4. Liderazgo de equipos y toma de decisiones. No basta con dar órdenes. Para que no les pase como a la reina de Corazones de “Alicia en el País de las Maravillas”, que gritaba desaforadamente pensando que así ejercía el poder. El cazatalentos busca hoy quien es capaz de ejercer de maestro, enseñar, animar y tirar del equipo. Eso es el auténtico líder, el personaje al que siguen muchos por lo que dice y hace.
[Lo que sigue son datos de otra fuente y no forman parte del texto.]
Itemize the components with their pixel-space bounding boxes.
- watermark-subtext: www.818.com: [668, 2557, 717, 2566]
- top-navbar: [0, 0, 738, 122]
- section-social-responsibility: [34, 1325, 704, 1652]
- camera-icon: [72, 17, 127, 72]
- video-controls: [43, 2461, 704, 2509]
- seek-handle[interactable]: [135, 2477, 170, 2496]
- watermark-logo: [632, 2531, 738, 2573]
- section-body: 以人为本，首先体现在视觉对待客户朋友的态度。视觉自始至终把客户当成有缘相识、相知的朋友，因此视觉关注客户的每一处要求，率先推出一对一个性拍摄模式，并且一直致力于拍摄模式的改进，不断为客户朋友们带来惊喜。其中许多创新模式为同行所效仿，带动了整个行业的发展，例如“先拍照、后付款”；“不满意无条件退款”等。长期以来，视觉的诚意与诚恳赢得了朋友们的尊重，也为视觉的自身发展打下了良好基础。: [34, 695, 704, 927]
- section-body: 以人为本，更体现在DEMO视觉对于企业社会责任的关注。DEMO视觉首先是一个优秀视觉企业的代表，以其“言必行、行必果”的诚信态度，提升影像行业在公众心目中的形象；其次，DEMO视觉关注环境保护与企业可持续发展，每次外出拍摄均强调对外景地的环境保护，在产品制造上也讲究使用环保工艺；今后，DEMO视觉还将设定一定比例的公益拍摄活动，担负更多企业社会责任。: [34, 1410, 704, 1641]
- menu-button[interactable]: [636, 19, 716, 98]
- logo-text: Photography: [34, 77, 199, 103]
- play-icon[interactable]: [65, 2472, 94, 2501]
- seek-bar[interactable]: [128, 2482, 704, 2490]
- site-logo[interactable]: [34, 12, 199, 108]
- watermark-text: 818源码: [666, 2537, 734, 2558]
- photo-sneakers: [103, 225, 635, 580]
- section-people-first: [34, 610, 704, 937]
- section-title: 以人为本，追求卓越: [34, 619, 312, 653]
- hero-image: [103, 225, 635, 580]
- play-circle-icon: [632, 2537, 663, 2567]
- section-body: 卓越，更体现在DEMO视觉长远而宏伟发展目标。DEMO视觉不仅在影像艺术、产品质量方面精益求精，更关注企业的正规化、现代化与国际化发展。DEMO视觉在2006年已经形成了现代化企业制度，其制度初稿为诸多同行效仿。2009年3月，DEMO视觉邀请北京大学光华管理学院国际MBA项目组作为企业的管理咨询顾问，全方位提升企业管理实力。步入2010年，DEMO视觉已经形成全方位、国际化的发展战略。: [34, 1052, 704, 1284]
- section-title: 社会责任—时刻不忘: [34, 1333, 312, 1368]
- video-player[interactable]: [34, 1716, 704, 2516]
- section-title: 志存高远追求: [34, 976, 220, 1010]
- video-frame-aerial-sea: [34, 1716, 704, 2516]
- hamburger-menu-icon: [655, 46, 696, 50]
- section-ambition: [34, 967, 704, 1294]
Incluso se puede liderar en silencio, por qué, porque hay silencios elocuentes.
El líder es prudente: se asesora, se documenta, analiza y hace prospectiva sobre el futuro y las consecuencias. El líder es fuerte: decide y asume riesgos. Si salen las cosas bien, es éxito del equipo; si salen las cosas mal, es culpa de él. Los aficionados al fútbol sabrán que esta ha sido siempre la tónica del entrenador Pep Guardiola. Después de un mal partido, un “la culpa es mía por no haber sabido transmitir a los jugadores…”. Si empiezas, en la entrevista de trabajo introduce experiencias en las que se te pueda valorar esta habilidad: ¿has estado en un campamento de verano como responsable?, ¿has llevado a cabo algún proyecto solidario?, ¿estás involucrado en alguna acción de emprendeduría?
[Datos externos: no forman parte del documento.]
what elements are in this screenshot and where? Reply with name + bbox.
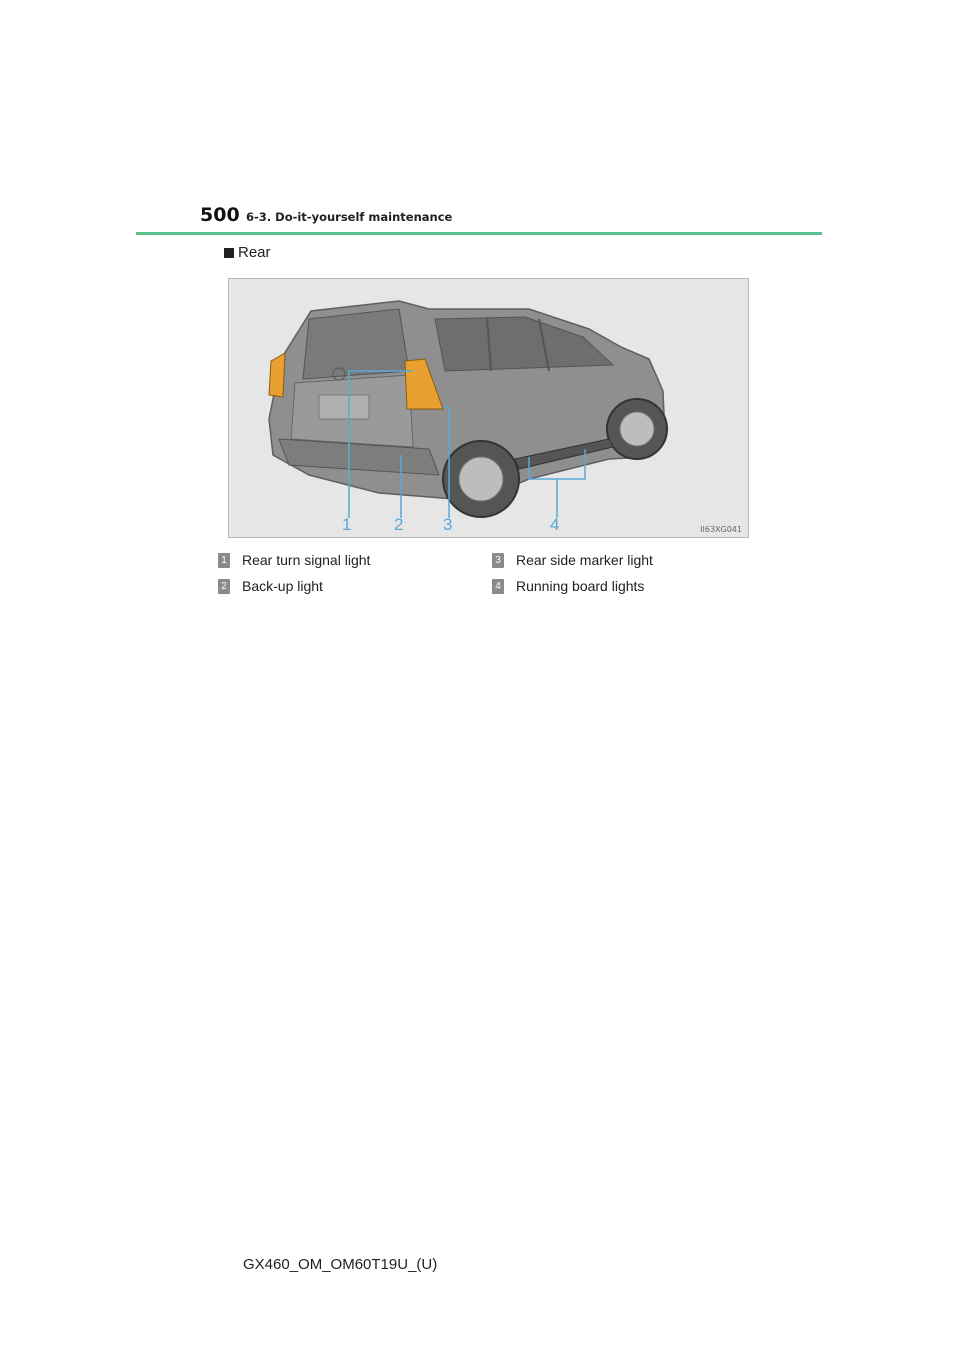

5. Adaptación a la transformación digital. Este punto es el que presenta mayor diferencia entre los candidatos que son nativos digitales y el resto.
Sin embargo, para quien pueda pensar que es una habilidad difícil de adquirir, hay que decir que son numerosos los casos de éxito: bloggers de 80 años, tuiteros jubilados…
El aprendizaje debe ser eficaz, para que uno no se desanime. Es mejor comenzar por una sola red social e ir descubriendo el interés que puede tener para uno: Facebook, Twitter, Instagram, Google+…
Puede ser también el interés personal del principio el que me lleve a encontrar la formación profesional: a partir de los amigos de Facebook, por ejemplo, conectar en Linkedin es frecuente.
En cualquier caso, cada profesión requiere un nivel distinto de conocimiento del entorno digital, pero siempre será imprescindible el nivel usuario (desde el manejo de las apps hasta el trabajo en red).